Le fédéral aurait-il la gâchette facile en matière de mesures anti-Covid ? C’est en tout cas ce que dénoncent 18 500 avocats belges. Dans une carte blanche publiée par Le Soir, les trois associations d’avocats du pays, à savoir l’ordre francophone et germanophone, l’ordre flamand et l’ordre des avocats à la Cour de cassation, pointent du doigt l’accumulation des arrêtés ministériels qui concernent la gestion gouvernementale du coronavirus. “Notre démarche est de tirer la sonnette d’alarme, en rappelant les principes de libertés fondamentales, socle même d’un État démocratique”, souligne Xavier Van Gils, président d’Avocats.be, l’ordre des barreaux francophone et germanophone de Belgique. Comme toujours en période de crise, les autorités en place se doivent de répondre efficacement et rapidement aux difficultés qu’elle génère. Se pose alors la question de la manière dont le pouvoir agit.
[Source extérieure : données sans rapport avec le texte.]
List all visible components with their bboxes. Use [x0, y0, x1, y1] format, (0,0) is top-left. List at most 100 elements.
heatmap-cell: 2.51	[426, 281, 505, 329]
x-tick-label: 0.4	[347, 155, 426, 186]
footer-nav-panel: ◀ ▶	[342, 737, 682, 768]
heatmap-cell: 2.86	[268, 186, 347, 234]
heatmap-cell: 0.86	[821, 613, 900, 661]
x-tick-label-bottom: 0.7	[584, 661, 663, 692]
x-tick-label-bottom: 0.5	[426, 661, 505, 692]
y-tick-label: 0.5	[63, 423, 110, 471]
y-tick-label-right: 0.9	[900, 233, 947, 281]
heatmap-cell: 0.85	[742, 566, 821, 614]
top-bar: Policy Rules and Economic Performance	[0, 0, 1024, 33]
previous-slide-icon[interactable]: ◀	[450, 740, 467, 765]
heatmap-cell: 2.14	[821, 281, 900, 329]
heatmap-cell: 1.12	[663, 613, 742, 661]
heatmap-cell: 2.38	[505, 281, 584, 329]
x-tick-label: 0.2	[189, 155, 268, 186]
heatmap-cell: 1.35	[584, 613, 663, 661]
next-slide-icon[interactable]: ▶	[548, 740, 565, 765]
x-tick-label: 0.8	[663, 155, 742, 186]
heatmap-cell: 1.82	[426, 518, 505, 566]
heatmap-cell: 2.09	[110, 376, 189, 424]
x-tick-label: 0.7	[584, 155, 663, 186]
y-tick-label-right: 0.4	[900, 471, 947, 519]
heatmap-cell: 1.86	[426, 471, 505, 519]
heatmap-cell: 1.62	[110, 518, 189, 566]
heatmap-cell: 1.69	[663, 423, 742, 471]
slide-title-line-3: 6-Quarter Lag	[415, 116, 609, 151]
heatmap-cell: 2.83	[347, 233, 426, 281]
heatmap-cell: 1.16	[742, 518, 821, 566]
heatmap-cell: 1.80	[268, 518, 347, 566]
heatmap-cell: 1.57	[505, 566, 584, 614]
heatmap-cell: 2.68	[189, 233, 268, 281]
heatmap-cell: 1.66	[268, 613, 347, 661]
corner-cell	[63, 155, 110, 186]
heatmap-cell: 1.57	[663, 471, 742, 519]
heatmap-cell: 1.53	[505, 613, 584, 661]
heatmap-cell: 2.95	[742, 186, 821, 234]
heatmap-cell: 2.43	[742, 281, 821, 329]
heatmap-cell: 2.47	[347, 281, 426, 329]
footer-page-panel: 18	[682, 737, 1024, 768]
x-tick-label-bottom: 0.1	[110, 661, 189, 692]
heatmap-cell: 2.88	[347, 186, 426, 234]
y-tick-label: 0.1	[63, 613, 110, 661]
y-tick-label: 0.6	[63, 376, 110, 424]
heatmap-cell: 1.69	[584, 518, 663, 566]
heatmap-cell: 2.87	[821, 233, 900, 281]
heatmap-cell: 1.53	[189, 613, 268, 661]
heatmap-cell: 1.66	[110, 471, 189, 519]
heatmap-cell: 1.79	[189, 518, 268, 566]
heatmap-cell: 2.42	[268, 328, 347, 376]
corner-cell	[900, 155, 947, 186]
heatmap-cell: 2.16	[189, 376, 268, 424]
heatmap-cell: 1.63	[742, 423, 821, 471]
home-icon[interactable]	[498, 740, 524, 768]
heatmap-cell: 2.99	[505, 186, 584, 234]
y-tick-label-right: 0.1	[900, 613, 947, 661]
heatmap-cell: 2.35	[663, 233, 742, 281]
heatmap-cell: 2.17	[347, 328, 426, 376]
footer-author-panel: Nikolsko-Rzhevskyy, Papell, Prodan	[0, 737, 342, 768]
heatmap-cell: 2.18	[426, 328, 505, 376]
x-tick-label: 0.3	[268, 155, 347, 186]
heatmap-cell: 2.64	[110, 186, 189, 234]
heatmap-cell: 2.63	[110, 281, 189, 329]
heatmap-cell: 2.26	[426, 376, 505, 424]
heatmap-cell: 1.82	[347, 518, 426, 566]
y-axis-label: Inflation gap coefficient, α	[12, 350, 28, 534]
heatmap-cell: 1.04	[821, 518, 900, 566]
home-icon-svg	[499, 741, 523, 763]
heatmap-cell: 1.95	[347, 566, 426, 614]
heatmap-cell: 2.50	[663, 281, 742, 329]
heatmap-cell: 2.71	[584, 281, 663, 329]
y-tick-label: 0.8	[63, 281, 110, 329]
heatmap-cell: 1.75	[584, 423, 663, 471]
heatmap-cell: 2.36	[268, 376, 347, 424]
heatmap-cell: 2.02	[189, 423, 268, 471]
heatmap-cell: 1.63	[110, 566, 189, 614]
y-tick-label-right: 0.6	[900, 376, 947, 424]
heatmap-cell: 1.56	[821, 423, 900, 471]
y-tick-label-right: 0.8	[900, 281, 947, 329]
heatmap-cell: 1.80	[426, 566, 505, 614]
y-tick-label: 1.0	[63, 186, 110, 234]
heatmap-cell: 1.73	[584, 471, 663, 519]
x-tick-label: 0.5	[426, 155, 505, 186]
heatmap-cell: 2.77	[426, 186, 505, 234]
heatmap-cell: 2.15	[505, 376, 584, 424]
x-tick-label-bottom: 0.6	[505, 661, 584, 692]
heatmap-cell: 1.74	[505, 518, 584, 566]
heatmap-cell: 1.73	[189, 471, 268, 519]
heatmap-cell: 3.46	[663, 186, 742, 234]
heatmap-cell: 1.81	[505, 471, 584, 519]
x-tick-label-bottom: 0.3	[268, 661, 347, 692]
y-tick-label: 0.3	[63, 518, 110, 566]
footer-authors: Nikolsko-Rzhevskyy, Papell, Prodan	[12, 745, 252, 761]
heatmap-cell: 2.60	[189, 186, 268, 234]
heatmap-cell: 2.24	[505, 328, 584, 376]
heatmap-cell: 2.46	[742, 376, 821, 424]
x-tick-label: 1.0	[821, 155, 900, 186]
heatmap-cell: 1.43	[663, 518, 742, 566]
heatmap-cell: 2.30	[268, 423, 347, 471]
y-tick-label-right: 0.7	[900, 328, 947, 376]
En Belgique (comme dans d’autres pays européens), l’Exécutif a décidé de manœuvrer sous la tutelle du corps scientifique, et parfois en dépit des usages démocratiques. “Ce qui m’inquiète, c’est le fait qu’aucun débat au sein de la Chambre des représentants ne soit amorcé au sujet des décisions liées à la politique de lutte contre le Covid”, confie le bâtonnier du Barreau de Bruxelles Maurice Krings.

Dans cette carte blanche des trois ordres, les avocats contestent le court-circuitage du Parlement par le gouvernement. “Je trouve que depuis le mois d’avril notre gouvernement prend beaucoup de largesses avec la Constitution, ce qui est un risque pour notre démocratie. Et puis, faire des lois, c’est le rôle du Parlement, pas du gouvernement”, rappelle maître Van Gils.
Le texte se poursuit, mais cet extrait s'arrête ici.